Abstract
In Verordening (EU) nr. 211/2011 zijn nadere voorwaarden vastgelegd voor het indienen van een Europees burgerinitiatief (EBI). In de ruim vijf jaar dat deze Verordening nu van kracht is, sinds 1 april 2012, zijn belangrijke knelpunten zichtbaar geworden.
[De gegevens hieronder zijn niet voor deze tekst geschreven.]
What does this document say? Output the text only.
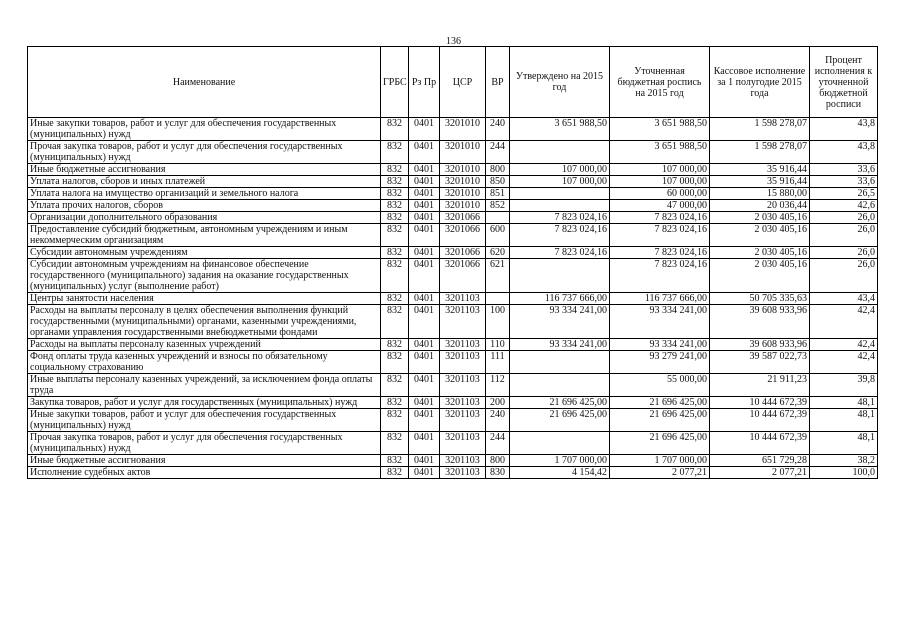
136
Наименование	ГРБС	Рз Пр	ЦСР	ВР	Утверждено на 2015 год	Уточненная бюджетная роспись на 2015 год	Кассовое исполнение за 1 полугодие 2015 года	Процент исполнения к уточненной бюджетной росписи
Иные закупки товаров, работ и услуг для обеспечения государственных (муниципальных) нужд	832	0401	3201010	240	3 651 988,50	3 651 988,50	1 598 278,07	43,8
Прочая закупка товаров, работ и услуг для обеспечения государственных (муниципальных) нужд	832	0401	3201010	244		3 651 988,50	1 598 278,07	43,8
Иные бюджетные ассигнования	832	0401	3201010	800	107 000,00	107 000,00	35 916,44	33,6
Уплата налогов, сборов и иных платежей	832	0401	3201010	850	107 000,00	107 000,00	35 916,44	33,6
Уплата налога на имущество организаций и земельного налога	832	0401	3201010	851		60 000,00	15 880,00	26,5
Уплата прочих налогов, сборов	832	0401	3201010	852		47 000,00	20 036,44	42,6
Организации дополнительного образования	832	0401	3201066		7 823 024,16	7 823 024,16	2 030 405,16	26,0
Предоставление субсидий бюджетным, автономным учреждениям и иным некоммерческим организациям	832	0401	3201066	600	7 823 024,16	7 823 024,16	2 030 405,16	26,0
Субсидии автономным учреждениям	832	0401	3201066	620	7 823 024,16	7 823 024,16	2 030 405,16	26,0
Субсидии автономным учреждениям на финансовое обеспечение государственного (муниципального) задания на оказание государственных (муниципальных) услуг (выполнение работ)	832	0401	3201066	621		7 823 024,16	2 030 405,16	26,0
Центры занятости населения	832	0401	3201103		116 737 666,00	116 737 666,00	50 705 335,63	43,4
Расходы на выплаты персоналу в целях обеспечения выполнения функций государственными (муниципальными) органами, казенными учреждениями, органами управления государственными внебюджетными фондами	832	0401	3201103	100	93 334 241,00	93 334 241,00	39 608 933,96	42,4
Расходы на выплаты персоналу казенных учреждений	832	0401	3201103	110	93 334 241,00	93 334 241,00	39 608 933,96	42,4
Фонд оплаты труда казенных учреждений и взносы по обязательному социальному страхованию	832	0401	3201103	111		93 279 241,00	39 587 022,73	42,4
Иные выплаты персоналу казенных учреждений, за исключением фонда оплаты труда	832	0401	3201103	112		55 000,00	21 911,23	39,8
Закупка товаров, работ и услуг для государственных (муниципальных) нужд	832	0401	3201103	200	21 696 425,00	21 696 425,00	10 444 672,39	48,1
Иные закупки товаров, работ и услуг для обеспечения государственных (муниципальных) нужд	832	0401	3201103	240	21 696 425,00	21 696 425,00	10 444 672,39	48,1
Прочая закупка товаров, работ и услуг для обеспечения государственных (муниципальных) нужд	832	0401	3201103	244		21 696 425,00	10 444 672,39	48,1
Иные бюджетные ассигнования	832	0401	3201103	800	1 707 000,00	1 707 000,00	651 729,28	38,2
Исполнение судебных актов	832	0401	3201103	830	4 154,42	2 077,21	2 077,21	100,0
In deze bijdrage beogen we een eerste balans op te maken van de inrichting en de werking van het EBI, door een analyse van de recente uitspraak van het Hof van Justitie in de Anagnostakis zaak over de rechtmatigheid van een afwijzend besluit van de Commissie tot registratie van een EBI en het recente voorstel van de Commissie tot wijziging van de Verordening om de werking van het EBI te verbeteren. HvJ 12 september 2017, zaak C-589/15 P, Alexios Anagnostakis/Europese Commissie, ECLI:EU:C:2017:663; Verordening (EU) nr. 211/2011 van het Europees Parlement en de Raad van 16 februari 2011 over het burgerinitiatief, PbEU 2011, L 65/1 (EBI-Verordening); Voorstel voor een verordening van het Europees Parlement en de Raad betreffende het Europees burgerinitiatief COM(2017)482 def.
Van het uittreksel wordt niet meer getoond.